What a minute … maybe I need to rethink this (giving her permission to see the tracking page)! : -)
The trail to Rocktown is about one mile in length and is really not hard to walk. It starts off with a slight
increase in elevation but after a short time, it levels off. On this first part of the trail, you can walk in the
middle of the trail, which looks almost like a badly eroded road bed, but it is wet in places and it had logs across
it (erosion control) about every 50 feet so it is also like walking up a long series of steps.
Lizz said that when it rains here, this part of the trail is like a river and you would not want to be trying to walk
there. Thankfully, there is another unofficial trail up on high ground that visitors to the area have created
close by that parallels the main trail so all is good.
I could not believe how many people were already in the woods so to speak. We had passed several campsites on
the drive up the mountain that were jammed full of young people and the trails were busy with people also. What
was strange to me was seeing them all carrying these huge folded up pads --
maybe 8-10 inched thick, 4 feet wide, and maybe 6-8 feet long.
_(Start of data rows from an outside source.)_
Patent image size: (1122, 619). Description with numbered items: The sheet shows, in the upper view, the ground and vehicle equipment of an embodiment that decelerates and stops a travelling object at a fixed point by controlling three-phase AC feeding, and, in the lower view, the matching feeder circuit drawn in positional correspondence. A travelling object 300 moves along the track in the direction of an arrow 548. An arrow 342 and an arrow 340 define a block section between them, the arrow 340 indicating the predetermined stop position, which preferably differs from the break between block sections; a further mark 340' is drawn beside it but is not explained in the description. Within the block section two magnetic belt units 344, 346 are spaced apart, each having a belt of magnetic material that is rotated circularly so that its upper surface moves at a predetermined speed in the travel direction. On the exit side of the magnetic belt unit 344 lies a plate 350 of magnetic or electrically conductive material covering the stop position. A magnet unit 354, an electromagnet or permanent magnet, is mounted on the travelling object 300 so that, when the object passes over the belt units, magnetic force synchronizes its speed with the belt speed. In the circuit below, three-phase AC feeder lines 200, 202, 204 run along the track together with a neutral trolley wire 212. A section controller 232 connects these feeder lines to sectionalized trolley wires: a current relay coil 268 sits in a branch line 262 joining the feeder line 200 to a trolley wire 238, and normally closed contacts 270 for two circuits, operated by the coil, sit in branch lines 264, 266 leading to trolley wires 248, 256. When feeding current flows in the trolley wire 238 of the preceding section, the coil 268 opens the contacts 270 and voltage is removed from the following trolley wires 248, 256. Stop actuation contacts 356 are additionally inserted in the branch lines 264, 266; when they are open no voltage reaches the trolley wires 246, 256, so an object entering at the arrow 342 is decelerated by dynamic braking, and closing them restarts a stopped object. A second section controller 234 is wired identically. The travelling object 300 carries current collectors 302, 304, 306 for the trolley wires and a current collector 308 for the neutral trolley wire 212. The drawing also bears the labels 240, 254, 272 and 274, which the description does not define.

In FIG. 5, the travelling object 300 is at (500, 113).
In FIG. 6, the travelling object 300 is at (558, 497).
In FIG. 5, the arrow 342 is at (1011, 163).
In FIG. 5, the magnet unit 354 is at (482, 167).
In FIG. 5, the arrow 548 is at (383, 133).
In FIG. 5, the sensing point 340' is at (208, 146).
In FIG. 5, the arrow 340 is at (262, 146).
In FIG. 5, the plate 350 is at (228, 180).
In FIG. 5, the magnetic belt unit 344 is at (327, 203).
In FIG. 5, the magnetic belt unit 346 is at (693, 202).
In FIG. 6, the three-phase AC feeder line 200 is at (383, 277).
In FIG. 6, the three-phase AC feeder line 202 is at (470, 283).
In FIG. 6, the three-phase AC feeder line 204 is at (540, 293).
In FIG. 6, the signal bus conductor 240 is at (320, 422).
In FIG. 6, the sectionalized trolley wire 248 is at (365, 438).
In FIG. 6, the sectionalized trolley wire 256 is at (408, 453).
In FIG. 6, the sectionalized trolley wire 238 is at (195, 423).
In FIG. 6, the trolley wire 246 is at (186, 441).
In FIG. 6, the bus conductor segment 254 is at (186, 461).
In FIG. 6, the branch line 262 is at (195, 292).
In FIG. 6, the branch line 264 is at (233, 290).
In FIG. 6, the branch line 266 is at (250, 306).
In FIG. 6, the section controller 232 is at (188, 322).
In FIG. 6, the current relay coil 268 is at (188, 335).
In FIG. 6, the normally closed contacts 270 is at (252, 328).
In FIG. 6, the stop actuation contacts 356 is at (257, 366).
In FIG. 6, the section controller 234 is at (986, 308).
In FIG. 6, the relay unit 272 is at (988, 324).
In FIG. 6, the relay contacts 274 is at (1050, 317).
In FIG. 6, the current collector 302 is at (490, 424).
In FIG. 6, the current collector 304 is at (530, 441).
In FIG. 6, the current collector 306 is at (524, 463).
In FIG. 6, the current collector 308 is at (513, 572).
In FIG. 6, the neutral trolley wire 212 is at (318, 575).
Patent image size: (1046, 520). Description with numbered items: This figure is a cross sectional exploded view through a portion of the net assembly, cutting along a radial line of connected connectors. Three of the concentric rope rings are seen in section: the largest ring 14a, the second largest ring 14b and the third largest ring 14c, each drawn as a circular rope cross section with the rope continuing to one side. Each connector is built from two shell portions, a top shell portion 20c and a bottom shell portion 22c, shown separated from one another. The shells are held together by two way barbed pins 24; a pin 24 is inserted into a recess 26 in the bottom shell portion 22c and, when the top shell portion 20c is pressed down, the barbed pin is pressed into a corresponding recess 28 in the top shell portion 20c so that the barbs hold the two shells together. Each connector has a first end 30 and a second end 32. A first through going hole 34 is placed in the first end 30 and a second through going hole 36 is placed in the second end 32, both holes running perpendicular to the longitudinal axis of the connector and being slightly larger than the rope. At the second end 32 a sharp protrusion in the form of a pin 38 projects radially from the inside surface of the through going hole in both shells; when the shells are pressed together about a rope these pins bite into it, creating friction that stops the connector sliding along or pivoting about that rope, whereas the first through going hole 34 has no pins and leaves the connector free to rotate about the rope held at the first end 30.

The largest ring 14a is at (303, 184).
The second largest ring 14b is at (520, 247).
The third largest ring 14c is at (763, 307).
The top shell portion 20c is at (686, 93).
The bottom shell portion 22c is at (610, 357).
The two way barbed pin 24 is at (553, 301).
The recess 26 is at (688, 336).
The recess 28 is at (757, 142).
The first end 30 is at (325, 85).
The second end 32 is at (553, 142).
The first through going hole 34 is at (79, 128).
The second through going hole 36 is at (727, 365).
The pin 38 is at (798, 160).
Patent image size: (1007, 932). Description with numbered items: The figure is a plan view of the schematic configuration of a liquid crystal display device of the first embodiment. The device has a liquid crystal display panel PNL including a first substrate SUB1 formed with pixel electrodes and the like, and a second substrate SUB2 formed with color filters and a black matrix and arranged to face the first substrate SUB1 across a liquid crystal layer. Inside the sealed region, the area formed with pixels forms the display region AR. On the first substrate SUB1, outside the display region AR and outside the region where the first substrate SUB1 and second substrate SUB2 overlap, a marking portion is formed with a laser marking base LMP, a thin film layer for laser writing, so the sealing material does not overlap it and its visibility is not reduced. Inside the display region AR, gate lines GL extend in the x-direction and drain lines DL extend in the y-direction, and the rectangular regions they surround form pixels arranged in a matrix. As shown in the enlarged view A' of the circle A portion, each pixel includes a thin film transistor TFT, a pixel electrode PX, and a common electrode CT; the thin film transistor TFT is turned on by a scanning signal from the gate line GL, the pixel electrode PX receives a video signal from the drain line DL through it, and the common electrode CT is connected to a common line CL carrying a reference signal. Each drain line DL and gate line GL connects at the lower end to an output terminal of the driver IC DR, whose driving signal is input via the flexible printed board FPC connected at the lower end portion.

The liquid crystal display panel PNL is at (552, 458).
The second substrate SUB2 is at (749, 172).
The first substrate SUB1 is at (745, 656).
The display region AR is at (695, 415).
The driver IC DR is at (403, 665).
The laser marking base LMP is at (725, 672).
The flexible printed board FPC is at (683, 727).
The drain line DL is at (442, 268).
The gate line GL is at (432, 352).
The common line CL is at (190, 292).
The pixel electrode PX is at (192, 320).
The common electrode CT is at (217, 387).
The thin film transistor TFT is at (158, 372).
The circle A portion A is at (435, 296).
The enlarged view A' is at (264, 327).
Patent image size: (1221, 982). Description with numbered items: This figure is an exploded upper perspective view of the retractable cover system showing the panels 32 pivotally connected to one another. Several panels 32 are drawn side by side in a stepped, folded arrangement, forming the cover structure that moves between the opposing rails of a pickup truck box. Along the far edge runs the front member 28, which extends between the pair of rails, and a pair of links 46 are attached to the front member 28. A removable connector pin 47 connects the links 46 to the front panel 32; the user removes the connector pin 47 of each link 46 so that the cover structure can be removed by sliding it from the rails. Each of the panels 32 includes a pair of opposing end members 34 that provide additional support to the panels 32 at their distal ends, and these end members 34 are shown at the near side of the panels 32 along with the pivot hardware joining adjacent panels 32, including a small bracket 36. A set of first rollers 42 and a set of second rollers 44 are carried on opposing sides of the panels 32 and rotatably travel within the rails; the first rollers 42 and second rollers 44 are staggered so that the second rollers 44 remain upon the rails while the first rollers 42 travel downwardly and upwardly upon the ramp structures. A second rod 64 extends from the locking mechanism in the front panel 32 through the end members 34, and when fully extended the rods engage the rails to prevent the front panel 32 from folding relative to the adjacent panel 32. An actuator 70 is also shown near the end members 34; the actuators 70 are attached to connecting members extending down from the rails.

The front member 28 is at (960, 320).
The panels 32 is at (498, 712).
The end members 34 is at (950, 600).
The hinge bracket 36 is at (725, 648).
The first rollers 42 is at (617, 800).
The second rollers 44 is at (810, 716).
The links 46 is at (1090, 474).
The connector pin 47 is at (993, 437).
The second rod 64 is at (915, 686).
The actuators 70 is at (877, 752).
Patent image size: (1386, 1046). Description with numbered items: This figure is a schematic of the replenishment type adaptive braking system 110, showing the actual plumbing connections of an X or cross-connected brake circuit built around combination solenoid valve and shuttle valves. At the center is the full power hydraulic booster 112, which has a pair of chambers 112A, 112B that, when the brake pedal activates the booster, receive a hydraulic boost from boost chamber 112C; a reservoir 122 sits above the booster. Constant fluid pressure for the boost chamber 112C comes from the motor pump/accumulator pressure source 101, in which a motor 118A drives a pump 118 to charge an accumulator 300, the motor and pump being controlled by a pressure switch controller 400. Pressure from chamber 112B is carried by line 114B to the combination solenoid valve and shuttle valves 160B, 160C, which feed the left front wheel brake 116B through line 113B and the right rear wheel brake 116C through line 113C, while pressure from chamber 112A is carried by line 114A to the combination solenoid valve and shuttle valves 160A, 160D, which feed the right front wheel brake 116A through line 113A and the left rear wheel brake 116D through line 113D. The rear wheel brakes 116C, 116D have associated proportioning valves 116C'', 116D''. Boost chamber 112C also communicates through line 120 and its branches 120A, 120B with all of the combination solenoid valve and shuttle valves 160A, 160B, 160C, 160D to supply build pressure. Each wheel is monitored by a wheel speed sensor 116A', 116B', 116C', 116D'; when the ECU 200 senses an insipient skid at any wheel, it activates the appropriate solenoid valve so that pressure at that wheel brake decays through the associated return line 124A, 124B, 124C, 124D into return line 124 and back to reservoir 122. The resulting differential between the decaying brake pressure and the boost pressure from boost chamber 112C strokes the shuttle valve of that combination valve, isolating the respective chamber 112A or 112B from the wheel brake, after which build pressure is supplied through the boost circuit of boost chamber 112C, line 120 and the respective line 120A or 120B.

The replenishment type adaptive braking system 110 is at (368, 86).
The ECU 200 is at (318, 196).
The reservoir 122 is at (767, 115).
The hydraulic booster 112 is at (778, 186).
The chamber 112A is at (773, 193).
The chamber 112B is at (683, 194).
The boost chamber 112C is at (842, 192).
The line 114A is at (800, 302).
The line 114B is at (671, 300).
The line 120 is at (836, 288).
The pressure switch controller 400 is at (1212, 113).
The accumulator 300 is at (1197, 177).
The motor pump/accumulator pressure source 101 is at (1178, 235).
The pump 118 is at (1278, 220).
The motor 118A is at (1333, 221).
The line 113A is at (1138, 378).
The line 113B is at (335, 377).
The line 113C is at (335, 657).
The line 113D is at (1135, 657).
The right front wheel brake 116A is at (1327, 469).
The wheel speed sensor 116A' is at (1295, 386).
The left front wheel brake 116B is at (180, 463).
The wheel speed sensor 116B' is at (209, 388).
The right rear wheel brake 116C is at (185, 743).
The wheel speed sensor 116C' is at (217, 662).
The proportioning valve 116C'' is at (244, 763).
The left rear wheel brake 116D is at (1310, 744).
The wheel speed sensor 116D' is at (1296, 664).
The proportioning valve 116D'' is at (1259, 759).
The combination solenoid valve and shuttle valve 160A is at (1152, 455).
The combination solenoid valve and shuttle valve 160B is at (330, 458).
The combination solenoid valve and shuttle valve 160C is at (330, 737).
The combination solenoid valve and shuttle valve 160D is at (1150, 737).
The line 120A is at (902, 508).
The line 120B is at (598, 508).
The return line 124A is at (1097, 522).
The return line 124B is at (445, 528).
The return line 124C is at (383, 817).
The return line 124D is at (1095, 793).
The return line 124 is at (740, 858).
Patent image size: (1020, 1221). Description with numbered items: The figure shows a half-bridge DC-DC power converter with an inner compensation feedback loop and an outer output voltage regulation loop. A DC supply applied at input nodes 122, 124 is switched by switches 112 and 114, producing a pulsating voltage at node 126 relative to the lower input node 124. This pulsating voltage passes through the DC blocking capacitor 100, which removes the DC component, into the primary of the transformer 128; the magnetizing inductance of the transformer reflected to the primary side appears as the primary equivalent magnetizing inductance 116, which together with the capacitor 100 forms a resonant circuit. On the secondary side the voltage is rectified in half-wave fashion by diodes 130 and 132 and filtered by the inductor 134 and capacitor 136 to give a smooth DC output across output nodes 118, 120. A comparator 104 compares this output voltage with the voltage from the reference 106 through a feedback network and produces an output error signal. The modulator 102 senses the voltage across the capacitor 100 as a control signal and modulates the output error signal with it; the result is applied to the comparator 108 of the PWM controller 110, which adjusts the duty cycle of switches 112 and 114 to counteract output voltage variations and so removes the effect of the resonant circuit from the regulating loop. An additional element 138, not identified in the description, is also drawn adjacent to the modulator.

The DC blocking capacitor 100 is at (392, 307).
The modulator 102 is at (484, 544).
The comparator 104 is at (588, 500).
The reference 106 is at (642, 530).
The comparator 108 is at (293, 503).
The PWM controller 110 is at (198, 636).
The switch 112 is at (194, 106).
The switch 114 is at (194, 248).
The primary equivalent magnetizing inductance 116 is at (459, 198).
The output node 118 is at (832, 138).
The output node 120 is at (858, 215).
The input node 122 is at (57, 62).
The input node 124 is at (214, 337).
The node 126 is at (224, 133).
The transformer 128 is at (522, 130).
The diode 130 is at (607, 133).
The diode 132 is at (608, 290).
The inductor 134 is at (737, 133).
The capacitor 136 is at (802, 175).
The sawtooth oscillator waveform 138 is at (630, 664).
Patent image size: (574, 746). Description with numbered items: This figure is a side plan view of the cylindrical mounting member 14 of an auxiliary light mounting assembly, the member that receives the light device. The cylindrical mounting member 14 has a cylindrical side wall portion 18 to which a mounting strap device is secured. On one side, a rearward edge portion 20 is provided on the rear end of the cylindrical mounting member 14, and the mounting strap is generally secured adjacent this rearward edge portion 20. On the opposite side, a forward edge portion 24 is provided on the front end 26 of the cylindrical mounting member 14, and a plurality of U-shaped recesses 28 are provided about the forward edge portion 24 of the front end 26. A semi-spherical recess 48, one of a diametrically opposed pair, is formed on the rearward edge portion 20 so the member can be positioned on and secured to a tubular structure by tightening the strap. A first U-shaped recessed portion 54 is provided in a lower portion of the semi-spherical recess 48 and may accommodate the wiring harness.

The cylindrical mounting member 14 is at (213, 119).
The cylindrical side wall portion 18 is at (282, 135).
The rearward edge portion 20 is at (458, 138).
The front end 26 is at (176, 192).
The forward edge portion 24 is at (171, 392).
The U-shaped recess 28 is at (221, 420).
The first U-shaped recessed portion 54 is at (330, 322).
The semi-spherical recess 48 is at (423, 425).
The climbers use these to break their falls if they slip while climbing. I should explain that the main type of
climbing here at Rocktown is not scaling some 50-100 ft high rock wall but rather, clinging to rock faces, walls,
that slope BACKWARDS over their heads and maybe at the highest point, they are
only 10-20 feet above the ground.
The can actually grip the rock surface with their bare hands tight enough to hold on while their body is
suspended down from the rock overhand above them. I could not imagine the strength that it took for
these kids to do this.
Anyway, it looked so funny to follow one of these climbers as they hiked towards Rocktown. All you could
see was this huge pad thing moving along the trail with two tiny legs showing at the bottom. All I could think
of was that I was watching SpongeBob SquarePants skipping along the trail with us.
We were starting to see rock formations around us but Lizz kept saying,
“Just wait until we get to the end of the trail!”
We came up on one rock formation that looked exactly like a giant stone animal was leaning up against a tree and
asleep with this silly grin on his face. I was really beginning to like this place – sleeping stone creatures and all.